Gordhan’s ouster marked the end of a stormy relationship that began almost as soon as Zuma named him as finance minister in December 2015, four days after the president triggered a sell-off in the rand by replacing the respected Nhlanhla Nene with a little-known lawmaker. He clashed with his boss over the affordability of building nuclear power plants and the management of state-owned companies.
While removing an opponent in a key position may strengthen Zuma’s grip over the government in his final year as ANC leader, a backlash within the party would galvanize his detractors as he seeks to secure his choice as successor in a party election in December.

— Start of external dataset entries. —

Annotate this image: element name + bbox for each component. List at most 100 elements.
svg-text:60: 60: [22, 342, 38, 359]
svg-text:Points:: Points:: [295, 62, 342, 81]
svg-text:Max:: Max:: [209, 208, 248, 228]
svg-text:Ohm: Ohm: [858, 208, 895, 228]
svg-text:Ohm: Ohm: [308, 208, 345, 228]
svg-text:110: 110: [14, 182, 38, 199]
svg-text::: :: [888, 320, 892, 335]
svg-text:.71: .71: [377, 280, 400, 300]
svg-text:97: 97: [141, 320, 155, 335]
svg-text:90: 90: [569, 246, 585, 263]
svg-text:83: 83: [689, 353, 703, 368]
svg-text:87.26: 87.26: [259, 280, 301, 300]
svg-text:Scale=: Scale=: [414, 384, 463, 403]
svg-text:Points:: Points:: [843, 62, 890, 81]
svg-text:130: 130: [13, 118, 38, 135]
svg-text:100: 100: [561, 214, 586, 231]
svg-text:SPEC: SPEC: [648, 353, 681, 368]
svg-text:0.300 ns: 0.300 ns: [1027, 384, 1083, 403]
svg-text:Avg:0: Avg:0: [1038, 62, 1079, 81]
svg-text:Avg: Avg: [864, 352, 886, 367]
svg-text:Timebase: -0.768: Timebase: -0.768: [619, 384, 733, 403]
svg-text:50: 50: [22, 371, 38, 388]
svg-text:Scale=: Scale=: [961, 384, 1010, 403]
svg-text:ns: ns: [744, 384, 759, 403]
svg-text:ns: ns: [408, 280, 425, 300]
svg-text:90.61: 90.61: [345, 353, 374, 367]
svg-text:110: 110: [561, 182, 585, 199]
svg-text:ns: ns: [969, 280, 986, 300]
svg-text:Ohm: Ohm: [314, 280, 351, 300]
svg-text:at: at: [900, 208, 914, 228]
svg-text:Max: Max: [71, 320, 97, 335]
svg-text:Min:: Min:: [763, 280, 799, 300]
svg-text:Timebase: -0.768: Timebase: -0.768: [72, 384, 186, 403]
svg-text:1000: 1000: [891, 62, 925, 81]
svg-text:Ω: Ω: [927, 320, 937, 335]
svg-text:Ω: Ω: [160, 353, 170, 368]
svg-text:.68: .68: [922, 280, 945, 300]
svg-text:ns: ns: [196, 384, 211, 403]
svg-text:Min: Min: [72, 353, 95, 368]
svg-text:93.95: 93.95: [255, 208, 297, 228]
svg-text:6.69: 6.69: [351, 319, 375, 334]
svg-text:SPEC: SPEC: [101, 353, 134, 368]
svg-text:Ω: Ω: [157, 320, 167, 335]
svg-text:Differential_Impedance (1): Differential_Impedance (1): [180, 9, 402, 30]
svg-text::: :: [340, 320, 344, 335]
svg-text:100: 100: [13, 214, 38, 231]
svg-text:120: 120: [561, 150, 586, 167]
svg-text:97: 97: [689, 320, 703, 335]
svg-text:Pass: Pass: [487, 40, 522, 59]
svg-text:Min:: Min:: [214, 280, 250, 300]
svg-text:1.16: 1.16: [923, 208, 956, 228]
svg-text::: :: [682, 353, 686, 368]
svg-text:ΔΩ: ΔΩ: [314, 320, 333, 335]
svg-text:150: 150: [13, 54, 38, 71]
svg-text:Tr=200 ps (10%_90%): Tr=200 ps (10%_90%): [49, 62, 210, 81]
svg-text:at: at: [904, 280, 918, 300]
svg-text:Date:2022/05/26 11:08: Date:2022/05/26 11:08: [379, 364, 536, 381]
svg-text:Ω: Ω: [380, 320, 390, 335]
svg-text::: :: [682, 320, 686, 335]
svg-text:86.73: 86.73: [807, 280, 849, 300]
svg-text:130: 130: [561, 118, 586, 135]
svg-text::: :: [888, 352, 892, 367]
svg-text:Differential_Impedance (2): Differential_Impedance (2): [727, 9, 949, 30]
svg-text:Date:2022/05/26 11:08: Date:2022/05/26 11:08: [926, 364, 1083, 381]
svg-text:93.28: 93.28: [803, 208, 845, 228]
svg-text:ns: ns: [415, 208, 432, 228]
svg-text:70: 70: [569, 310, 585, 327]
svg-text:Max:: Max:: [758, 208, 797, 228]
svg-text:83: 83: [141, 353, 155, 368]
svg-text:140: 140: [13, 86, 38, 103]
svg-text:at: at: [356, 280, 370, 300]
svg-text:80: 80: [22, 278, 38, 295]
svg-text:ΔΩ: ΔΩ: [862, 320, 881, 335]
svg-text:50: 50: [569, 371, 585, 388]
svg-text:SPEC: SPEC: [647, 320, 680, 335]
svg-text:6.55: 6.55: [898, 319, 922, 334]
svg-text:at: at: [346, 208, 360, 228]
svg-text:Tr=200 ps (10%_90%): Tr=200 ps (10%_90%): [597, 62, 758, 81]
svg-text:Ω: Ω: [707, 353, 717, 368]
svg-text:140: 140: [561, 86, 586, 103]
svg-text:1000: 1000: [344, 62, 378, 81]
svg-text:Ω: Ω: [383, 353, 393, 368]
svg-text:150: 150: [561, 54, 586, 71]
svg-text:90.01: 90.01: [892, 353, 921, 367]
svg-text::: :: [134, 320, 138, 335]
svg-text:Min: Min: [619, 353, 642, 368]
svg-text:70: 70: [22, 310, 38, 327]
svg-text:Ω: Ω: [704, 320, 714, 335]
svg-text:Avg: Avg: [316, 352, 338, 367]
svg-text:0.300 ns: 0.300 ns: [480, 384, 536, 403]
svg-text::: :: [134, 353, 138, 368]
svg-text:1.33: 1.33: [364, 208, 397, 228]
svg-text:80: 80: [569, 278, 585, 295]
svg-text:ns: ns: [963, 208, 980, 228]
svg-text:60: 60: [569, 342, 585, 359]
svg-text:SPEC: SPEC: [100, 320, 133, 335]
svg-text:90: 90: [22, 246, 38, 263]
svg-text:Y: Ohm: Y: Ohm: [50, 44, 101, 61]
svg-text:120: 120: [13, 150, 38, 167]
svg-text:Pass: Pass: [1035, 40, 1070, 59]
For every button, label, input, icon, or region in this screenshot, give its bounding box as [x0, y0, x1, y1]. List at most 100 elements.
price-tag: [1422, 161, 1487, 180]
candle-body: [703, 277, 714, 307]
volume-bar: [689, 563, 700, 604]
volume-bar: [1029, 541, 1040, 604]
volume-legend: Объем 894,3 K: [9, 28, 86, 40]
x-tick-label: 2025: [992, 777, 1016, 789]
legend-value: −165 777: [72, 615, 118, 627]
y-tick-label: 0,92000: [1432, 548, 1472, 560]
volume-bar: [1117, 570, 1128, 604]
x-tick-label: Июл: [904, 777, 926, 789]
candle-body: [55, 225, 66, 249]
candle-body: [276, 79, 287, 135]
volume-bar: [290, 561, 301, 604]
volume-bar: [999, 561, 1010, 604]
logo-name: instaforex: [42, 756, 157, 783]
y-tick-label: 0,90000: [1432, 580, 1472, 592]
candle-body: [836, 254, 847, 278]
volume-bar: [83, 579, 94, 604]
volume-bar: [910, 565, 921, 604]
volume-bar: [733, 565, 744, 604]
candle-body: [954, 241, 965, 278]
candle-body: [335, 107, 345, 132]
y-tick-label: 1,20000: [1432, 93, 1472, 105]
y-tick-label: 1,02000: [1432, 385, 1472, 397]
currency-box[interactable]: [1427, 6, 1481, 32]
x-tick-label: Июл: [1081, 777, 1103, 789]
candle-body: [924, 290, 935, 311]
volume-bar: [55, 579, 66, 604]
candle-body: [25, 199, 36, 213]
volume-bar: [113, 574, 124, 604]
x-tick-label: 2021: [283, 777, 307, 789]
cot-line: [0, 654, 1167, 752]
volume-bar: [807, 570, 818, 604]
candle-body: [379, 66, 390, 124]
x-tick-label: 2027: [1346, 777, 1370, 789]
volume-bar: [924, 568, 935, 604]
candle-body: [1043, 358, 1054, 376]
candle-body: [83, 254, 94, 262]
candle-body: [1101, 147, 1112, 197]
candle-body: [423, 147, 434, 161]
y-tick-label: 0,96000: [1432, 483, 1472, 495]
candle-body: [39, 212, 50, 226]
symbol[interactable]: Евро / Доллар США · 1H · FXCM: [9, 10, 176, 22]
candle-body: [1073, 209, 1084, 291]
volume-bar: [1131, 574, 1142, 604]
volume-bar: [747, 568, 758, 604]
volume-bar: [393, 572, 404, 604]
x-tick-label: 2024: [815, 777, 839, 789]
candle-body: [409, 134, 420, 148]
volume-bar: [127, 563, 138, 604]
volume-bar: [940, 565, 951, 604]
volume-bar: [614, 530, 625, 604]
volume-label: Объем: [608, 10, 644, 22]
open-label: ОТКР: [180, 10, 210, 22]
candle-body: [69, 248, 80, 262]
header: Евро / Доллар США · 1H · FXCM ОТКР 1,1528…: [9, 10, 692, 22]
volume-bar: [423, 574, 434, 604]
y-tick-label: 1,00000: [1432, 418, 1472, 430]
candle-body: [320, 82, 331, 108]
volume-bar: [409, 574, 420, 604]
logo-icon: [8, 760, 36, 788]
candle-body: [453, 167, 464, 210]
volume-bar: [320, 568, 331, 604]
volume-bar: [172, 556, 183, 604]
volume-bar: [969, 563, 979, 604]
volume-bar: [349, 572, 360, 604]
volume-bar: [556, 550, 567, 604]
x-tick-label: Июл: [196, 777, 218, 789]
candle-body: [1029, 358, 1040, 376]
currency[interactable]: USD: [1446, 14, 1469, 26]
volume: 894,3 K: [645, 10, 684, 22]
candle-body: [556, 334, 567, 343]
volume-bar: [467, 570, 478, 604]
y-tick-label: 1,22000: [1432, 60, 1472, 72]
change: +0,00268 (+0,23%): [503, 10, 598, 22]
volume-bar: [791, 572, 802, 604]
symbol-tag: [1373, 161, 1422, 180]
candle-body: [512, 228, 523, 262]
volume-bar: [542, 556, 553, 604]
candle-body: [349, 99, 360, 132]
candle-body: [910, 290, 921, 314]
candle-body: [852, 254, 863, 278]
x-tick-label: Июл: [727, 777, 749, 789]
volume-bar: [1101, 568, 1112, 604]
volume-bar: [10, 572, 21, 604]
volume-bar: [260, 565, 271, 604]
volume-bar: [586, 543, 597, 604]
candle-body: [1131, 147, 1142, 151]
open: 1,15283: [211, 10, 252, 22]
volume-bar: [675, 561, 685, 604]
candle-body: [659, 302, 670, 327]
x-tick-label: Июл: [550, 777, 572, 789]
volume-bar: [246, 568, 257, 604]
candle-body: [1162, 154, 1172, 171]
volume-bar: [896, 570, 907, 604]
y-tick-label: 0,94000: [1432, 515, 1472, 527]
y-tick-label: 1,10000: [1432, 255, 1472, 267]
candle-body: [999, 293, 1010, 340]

The rand tumbled, weakening as much as 2.6 percent against the dollar and was at 13.4421 by 10:34 a.m. in Johannesburg on Friday. It has plunged 7.5 percent this week, the most of more than 140 currencies tracked by Bloomberg. Yields on benchmark rand-denominated government bonds due December 2026 climbed 36 basis points on Friday to 8.86 percent.
“Unlike when Nene was fired, the opposition to Zuma within his government is now much stronger, presaging a full-blown political crisis,” said Nicholas Spiro, a partner at London-based Lauressa Advisory Ltd., which advises asset managers.
Zuma’s made 20 changes to his administration, capping a dramatic week when he ordered Gordhan on Monday to cancel a series of meetings with investors in the U.K. and the U.S. and return home.
South Africa’s fourth finance chief in 15 months, Gigaba, 45, was appointed as minister of home affairs in May 2014. A former president of the ruling party’s youth wing, he trained as a teacher and holds a masters degree in social policy. He previously served as the minister of public enterprises, deputy home affairs minister and as a lawmaker for the ANC.
The other cabinet changes announced by Zuma include the appointment of Mmamoloko Kubayi as energy minister to replace Tina Joemat-Pettersson, Joe Maswanganyi as transport minister in place of Dipuo Peters and Tokozile Xasaas tourism minister in place of Derek Hanekom.
Several ministers were given new portfolios including Fikile Mbalula, who becomes police minister, and Nathi Nhleko, who was named the minister of public works. Ayanda Dlodlo will take over the communications portfolio from Faith Muthambi, who becomes minister of public service and administration. Hlengiwe Mkhizesucceeds Gigaba as home affairs minister.
Zuma didn’t bring in Nkosazana Dlamini-Zuma, the former head of the African Union Commission and his ex-wife, who is seen with Deputy President Cyril Ramaphosa as a leading contender for ANC president at a party electoral meeting at the end of the year.
Political Survivor
Zuma has survived a series of scandals since he became president in 2009. The Constitutional Court last year ruled that he broke his oath of office by refusing to repay taxpayer’s money spent on his private home.
The nation’s graft ombudsman also implied that he allowed members of the Gupta family, who are in business with his son, to influence cabinet appointments and the issuing of state contracts. Zuma and the Guptas deny having ever intentionally broken the law.
The two biggest opposition parties, the Democratic Alliance and the Economic Freedom Fighters, have filed for votes of no confidence in Zuma in parliament. The DA sought a court order Friday to stop the swearing-in of the new ministers.
The cabinet changes will leave South Africa’s credit rating vulnerable. Moody’s Investors Service, which rates South Africa’s debt at two levels above junk and with a negative outlook, is scheduled to publish a review of the nation’s creditworthiness on April 7. S&P Global Ratings and Fitch Ratings Ltd. kept their assessments at the lowest investment grade late last year.
“We expect the current explosion of political turmoil and its resulting economic and fiscal uncertainties to catalyze sovereign rating downgrades,” said Phoenix Kalen, director of emerging-market strategy at Societe Generale SA in London.